Der schwarze ELKO (100µF / 25V) wird entfernt und durch einen
mit größerer Kapazität ersetzt. Auf die Polung ist zu achten. Einer meiner
Ferrari GTCs wurde mit einen 3300µF ELKO bestückt. Dieser Wagen verfügt über
genug Platz. Bei anderen Modellen, wie dem Porsche C6, wäre der Einbau
des 3300µF ELKOs nicht möglich. Darum habe ich bei allen anderen Wagen
eine kKapazität von 2000µF verwendet. Hiermit wird für ca. 5s ein Nachleuchten der Vorder- und
Rücklichter erreicht. Als
Minimum empfehle ich eine
Gesamtkapazität von 500µF. Aus Platzgründen können die Kondensatoren
meist nicht
direkt angelötet werden. Zu empfehlen sind Verlängerungen aus isolierter
Litze. Draht ist absolut ungeeignet, weil er nicht flexibel ist.

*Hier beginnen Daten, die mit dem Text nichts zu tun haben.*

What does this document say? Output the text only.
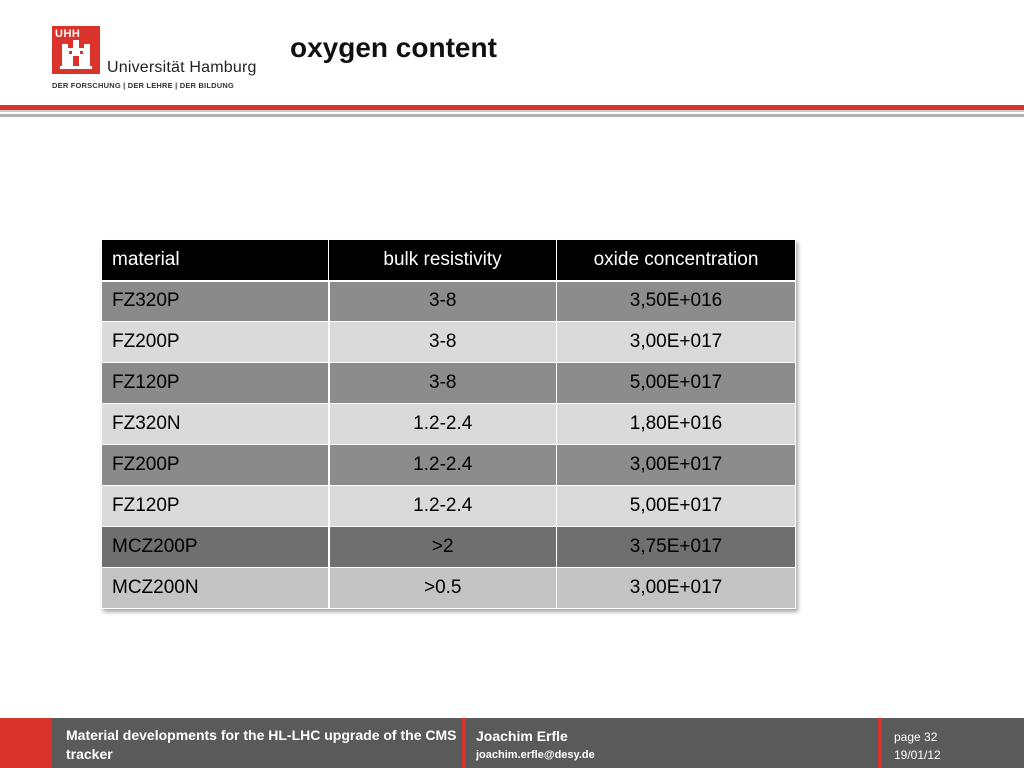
UHH
Universität Hamburg
DER FORSCHUNG | DER LEHRE | DER BILDUNG
oxygen content
material	bulk resistivity	oxide concentration
FZ320P	3-8	3,50E+016
FZ200P	3-8	3,00E+017
FZ120P	3-8	5,00E+017
FZ320N	1.2-2.4	1,80E+016
FZ200P	1.2-2.4	3,00E+017
FZ120P	1.2-2.4	5,00E+017
MCZ200P	>2	3,75E+017
MCZ200N	>0.5	3,00E+017
Material developments for the HL-LHC upgrade of the CMS tracker
Joachim Erfle
joachim.erfle@desy.de
page 32
19/01/12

Selbstverständlich kann auch das ein oder andere Steckersystem verwendet
werden, so dass der Kondensator nicht fest mit der Platine verlötet
werden muss.
Bisher konnte ich bei allen Modellen die
Kondensatoren unterbringen. Bei meinen Ferraris 330P habe ich aus
Platzgründen zwei 1000µF ELKOs verwendet. Die Variante der Aufteilung
eignet sich unter anderem auch für Evolution - Fahrzeuge ab 2005. Die
Kondensatoren habe ich mit Heißkleber fixiert und keine Verformung
an der Karosserie festgestellt. Dies gilt insbesondere für den Porsche
C6, bei dem der Kondensator hinter dem Armaturenbrett festgeklebt wurde.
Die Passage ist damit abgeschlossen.